Case Study

for User Segmentation


As a research about to begin, one thing must be clarify — who are we going to study?

Things may get tough if customer made great profit in B2B supply chain by selling their products, but have no clue from their product end user. It can be dangerous when your success are based on your distributors’ success.

Case study will be our first step to figure our where the products go, how the products been used, in what circumstance, by whom.

Extract key information from each case and list them in a piece of paper card. Every workshop member can group those card in their point of view, just make sure other member can understand.

Process start by one researcher gathering all possible past case by any possible way, study them quick and extract key information. In our case, key information including equipment deployed site, deployed amount, purpose, customer vertical, etc.

Over a hundred cases been analyzed and became pieces of paper card. And it is time for a workshop.

A workshop always welcome, or need participants from different background.
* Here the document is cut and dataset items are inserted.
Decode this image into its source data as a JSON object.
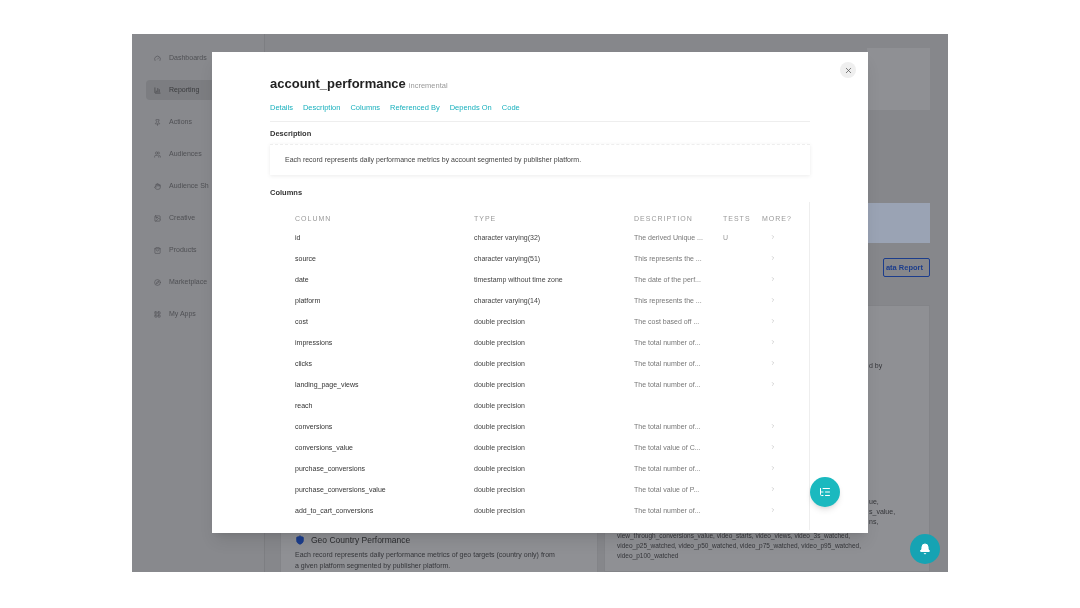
{
  "sidebar": {
    "items": [
      {
        "label": "Dashboards",
        "selected": false
      },
      {
        "label": "Reporting",
        "selected": true
      },
      {
        "label": "Actions",
        "selected": false
      },
      {
        "label": "Audiences",
        "selected": false
      },
      {
        "label": "Audience Sh",
        "selected": false
      },
      {
        "label": "Creative",
        "selected": false
      },
      {
        "label": "Products",
        "selected": false
      },
      {
        "label": "Marketplace",
        "selected": false
      },
      {
        "label": "My Apps",
        "selected": false
      }
    ]
  },
  "background": {
    "report_button": "ata Report",
    "card_fragments": [
      "d by",
      "ue,",
      "s_value,",
      "ns,"
    ],
    "field_list": "view_through_conversions_value, video_starts, video_views, video_3s_watched, video_p25_watched, video_p50_watched, video_p75_watched, video_p95_watched, video_p100_watched",
    "geo_card": {
      "title": "Geo Country Performance",
      "description": "Each record represents daily performance metrics of geo targets (country only) from a given platform segmented by publisher platform."
    }
  },
  "modal": {
    "title": "account_performance",
    "badge": "incremental",
    "tabs": [
      "Details",
      "Description",
      "Columns",
      "Referenced By",
      "Depends On",
      "Code"
    ],
    "description_heading": "Description",
    "description": "Each record represents daily performance metrics by account segmented by publisher platform.",
    "columns_heading": "Columns",
    "table": {
      "columns": [
        "COLUMN",
        "TYPE",
        "DESCRIPTION",
        "TESTS",
        "MORE?"
      ],
      "rows": [
        {
          "column": "id",
          "type": "character varying(32)",
          "description": "The derived Unique ...",
          "tests": "U",
          "more": true
        },
        {
          "column": "source",
          "type": "character varying(51)",
          "description": "This represents the ...",
          "more": true
        },
        {
          "column": "date",
          "type": "timestamp without time zone",
          "description": "The date of the perf...",
          "more": true
        },
        {
          "column": "platform",
          "type": "character varying(14)",
          "description": "This represents the ...",
          "more": true
        },
        {
          "column": "cost",
          "type": "double precision",
          "description": "The cost based off ...",
          "more": true
        },
        {
          "column": "impressions",
          "type": "double precision",
          "description": "The total number of...",
          "more": true
        },
        {
          "column": "clicks",
          "type": "double precision",
          "description": "The total number of...",
          "more": true
        },
        {
          "column": "landing_page_views",
          "type": "double precision",
          "description": "The total number of...",
          "more": true
        },
        {
          "column": "reach",
          "type": "double precision",
          "more": false
        },
        {
          "column": "conversions",
          "type": "double precision",
          "description": "The total number of...",
          "more": true
        },
        {
          "column": "conversions_value",
          "type": "double precision",
          "description": "The total value of C...",
          "more": true
        },
        {
          "column": "purchase_conversions",
          "type": "double precision",
          "description": "The total number of...",
          "more": true
        },
        {
          "column": "purchase_conversions_value",
          "type": "double precision",
          "description": "The total value of P...",
          "more": true
        },
        {
          "column": "add_to_cart_conversions",
          "type": "double precision",
          "description": "The total number of...",
          "more": true
        }
      ]
    }
  }
}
Engineering? good. Psychology? good. Socioloy? nice. Industrial Design? pretty well. But remember, you should keep the participants number under 5 so it won’t get mess.

Team leader of workshop hold the pace, make sure every team member understand every paper card. Next, team member use KJ method and try to categorize those cards. There are no particular rule of how to categorize the cards, but one should enlight other members so they can understand your consideration.

After several round of grouping, team may turn silent. Try to pick a random group and exam it, see if any unreasonable exist. If no, then it’s time to name each group you got. Name should be representative so everyone can imagine what type of people you’re trying to refer.

Naming the Group

After you give each group (hopefully under 5, no more than 10 even in a complex situation) a proper name, do check them with stakeholder, so they can verify it.

With stakeholder interview, discuss and decide the primary user. This step is crucial because stakeholders know better about the business model then you are. You’re here to help your customer, not lead them.